Il faut qu'ils soient la conséquence d'un véritable dégrèvement, c'est-à-dire qu'ils correspondent à la décharge totale ou partielle de l'imposition contestée et à la restitution des sommes perçues à ce titre.

La notion de dégrèvement est liée à celle de la réformation - ou de l'annulation - d'une imposition antérieure en principal ou en pénalités, qu'elle ait été établie par l'Administration ou versée spontanément par le contribuable.

4. Réclamation tendant à la réparation d'une erreur commise dans l'assiette ou le calcul des impositions.

13Conformément aux dispositions de l'article L 208 (1er al.) du Livre des procédures fiscales, la réclamation doit tendre à la réparation d'une erreur commise dans l'assiette ou le calcul des impositions, ce qui exclut l'erreur commise lors du recouvrement.

Cette notion recouvre toutes les réclamations des contribuables qui, pour un motif quelconque, estiment avoir été imposés à tort ou surtaxés ou prétendent avoir effectué des versements indus lorsque ces derniers se rapportent à des impositions n'ayant donné lieu ni à l'établissement d'un rôle, ni à la notification d'un avis de mise en recouvrement.

L'erreur invoquée peut d'ailleurs être imputable aussi bien au contribuable qu'à l'Administration.

Dès lors, les demandes qui tendent à obtenir le bénéfice d'un droit résultant d'une disposition législative ou réglementaire et visant des impositions, qui régulièrement établies ou perçues, sont susceptibles d'être remises en cause par suite d'une situation ou d'un événement postérieur, ne peuvent (même si elles donnent lieu à dégrèvement) conduire au paiement d'intérêts moratoires.

14De ce qui précède, il résulte que ne sont pas assortis d'intérêts moratoires les remboursements intervenus dans les conditions ci-après :

a. En matière de contributions directes :

- les remboursements consécutifs à des demandes en dégrèvement de la taxe foncière sur les propriétés bâties pour cause de vacance de maison ou d'inexploitation d'immeuble à usage commercial ou industriel ;

- les remboursements consécutifs à des demandes en dégrèvement de la taxe foncière sur les propriétés non bâties pour disparition d'un immeuble par suite d'un événement extraordinaire, pour pertes de récoltes sur pied, ou pour pertes de bétail par suite d'épizootie 2  ;

- les remboursements consécutifs à des demandes en réduction de taxe professionnelle pour cessation d'activité ;

- les remboursements effectués en application des dispositions relatives au plafonnement de la taxe professionnelle (CGI, art. 1647 A et suiv.) 3  ;

- les remboursements d'avoir fiscal (impôt sur le revenu) 4 .

b.

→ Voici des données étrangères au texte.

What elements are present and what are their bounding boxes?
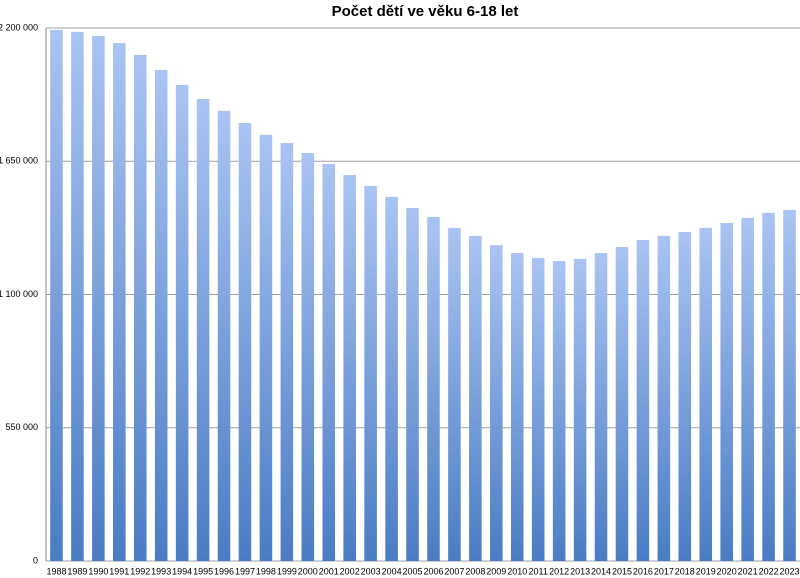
bar bbox=[71, 31, 84, 562]
x-tick-label: 1993 bbox=[151, 566, 171, 576]
x-tick-label: 1995 bbox=[193, 566, 213, 576]
x-tick-label: 2012 bbox=[549, 566, 569, 576]
bar bbox=[552, 261, 566, 561]
x-tick-label: 2009 bbox=[486, 566, 506, 576]
bar bbox=[196, 98, 210, 562]
bar bbox=[406, 208, 419, 561]
x-tick-label: 2022 bbox=[759, 566, 779, 576]
bar bbox=[280, 143, 294, 562]
bar bbox=[50, 29, 63, 562]
bar bbox=[259, 134, 273, 561]
x-tick-label: 2018 bbox=[675, 566, 695, 576]
bar bbox=[343, 175, 356, 561]
bar bbox=[783, 209, 796, 561]
x-tick-label: 1999 bbox=[277, 566, 297, 576]
x-tick-label: 2002 bbox=[340, 566, 360, 576]
x-tick-label: 2004 bbox=[382, 566, 402, 576]
bar bbox=[154, 69, 168, 562]
x-tick-label: 2017 bbox=[654, 566, 674, 576]
y-tick-label: 1 100 000 bbox=[0, 289, 38, 299]
bar bbox=[113, 43, 126, 561]
y-tick-label: 2 200 000 bbox=[0, 22, 38, 32]
x-tick-label: 2015 bbox=[612, 566, 632, 576]
bar bbox=[510, 253, 524, 562]
x-tick-label: 2010 bbox=[507, 566, 527, 576]
x-tick-label: 1998 bbox=[256, 566, 276, 576]
x-tick-label: 1994 bbox=[172, 566, 192, 576]
x-tick-label: 1988 bbox=[46, 566, 66, 576]
bar bbox=[92, 35, 105, 562]
bar bbox=[573, 258, 587, 561]
bar bbox=[678, 231, 692, 561]
bar bbox=[238, 122, 252, 561]
bar bbox=[448, 227, 461, 561]
bar bbox=[133, 54, 147, 561]
x-tick-label: 2020 bbox=[717, 566, 737, 576]
y-tick-label: 550 000 bbox=[5, 422, 38, 432]
x-tick-label: 1997 bbox=[235, 566, 255, 576]
x-tick-label: 2011 bbox=[529, 566, 548, 576]
bar bbox=[301, 153, 315, 561]
x-tick-label: 2021 bbox=[738, 566, 758, 576]
bar bbox=[741, 217, 754, 561]
bar bbox=[720, 223, 733, 561]
x-tick-label: 2007 bbox=[444, 566, 464, 576]
x-tick-label: 1992 bbox=[130, 566, 150, 576]
bar bbox=[657, 235, 671, 561]
bar bbox=[594, 253, 608, 562]
x-tick-label: 2019 bbox=[696, 566, 716, 576]
bar bbox=[762, 212, 775, 561]
x-tick-label: 1991 bbox=[109, 566, 129, 576]
bar bbox=[217, 110, 231, 561]
y-tick-label: 0 bbox=[33, 555, 38, 565]
x-tick-label: 2003 bbox=[361, 566, 381, 576]
x-tick-label: 2000 bbox=[298, 566, 318, 576]
bar bbox=[490, 245, 503, 562]
bar bbox=[385, 196, 398, 562]
x-tick-label: 2001 bbox=[319, 566, 339, 576]
y-tick-label: 1 650 000 bbox=[0, 156, 38, 166]
bar bbox=[531, 257, 545, 561]
bar bbox=[699, 227, 713, 561]
x-tick-label: 2016 bbox=[633, 566, 653, 576]
x-tick-label: 1996 bbox=[214, 566, 234, 576]
x-tick-label: 2005 bbox=[403, 566, 423, 576]
bar bbox=[175, 84, 189, 562]
x-tick-label: 1990 bbox=[88, 566, 108, 576]
bar bbox=[615, 247, 629, 562]
bar bbox=[427, 216, 440, 562]
bar bbox=[322, 163, 336, 562]
x-tick-label: 2023 bbox=[780, 566, 800, 576]
bar bbox=[636, 239, 650, 561]
chart-title: Počet dětí ve věku 6-18 let bbox=[332, 3, 519, 20]
x-tick-label: 2006 bbox=[423, 566, 443, 576]
x-tick-label: 2013 bbox=[570, 566, 590, 576]
x-tick-label: 2008 bbox=[465, 566, 485, 576]
x-tick-label: 1989 bbox=[67, 566, 87, 576]
bar bbox=[364, 185, 377, 561]
x-tick-label: 2014 bbox=[591, 566, 611, 576]
bar bbox=[469, 235, 482, 561]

En matière de taxes sur le chiffre d'affaires :

- les remboursements forfaitaires de TVA aux agriculteurs ;

- les restitutions de taxes perçues à l'occasion de ventes ou de services résiliés, annulés ou impayés par la suite 5  ;

- les restitutions de crédits de TVA non imputables (régime général et exportateurs) 5  ;

- les remboursements aux assujettis établis à l'étranger ne réalisant pas d'opérations imposables en France, de la TVA afférente aux biens et services acquis dans ce pays 5 .

c. En matière de droits d'enregistrement et de droits et taxes assimilés :

- les restitutions des droits perçus sur un acte produit en justice ;

- les restitutions des droits perçus sur un acte ou un contrat annulé, résolu, rescindé ;

- les restitutions des droits perçus sur des cessions amiables en matière d'expropriation, d'alignement et d'énergie hydraulique ;

- les restitutions des droits perçus sur une transmission d'office ministériel non suivie d'effet ou dont le prix a été réduit ;

- les restitutions des droits de mutation par décès en cas de retour de l'absent ;

- les restitutions de droits de mutation par décès à la suite d'une liquidation de biens, d'un règlement judiciaire (pour les procédures ouvertes avant le 1er janvier 1986), d'un redressement judiciaire ou d'un règlement définitif d'une distribution par contribution postérieure ;

- les restitutions des droits de mutation par décès en cas de paiement des majorations légales d'une rente viagère par les héritiers du débirentier ;

- les restitutions des droits perçus sur la mutation d'une nue-propriété, en cas d'usufruits successifs ;

- les restitutions des droits perçus sur la valeur la plus élevée de l'usufruit ou de la nue-propriété à défaut d'indication ou de justification de la date et du lieu de naissance de l'usufruitier ;

- les restitutions de la taxe spéciale sur les conventions d'assurances dans les conditions prévues à l'article 1965 E-2 du CGI ;

- les restitutions de la taxe sur le défrichement des bois et forêts dans le cas de boisement de terrains nus.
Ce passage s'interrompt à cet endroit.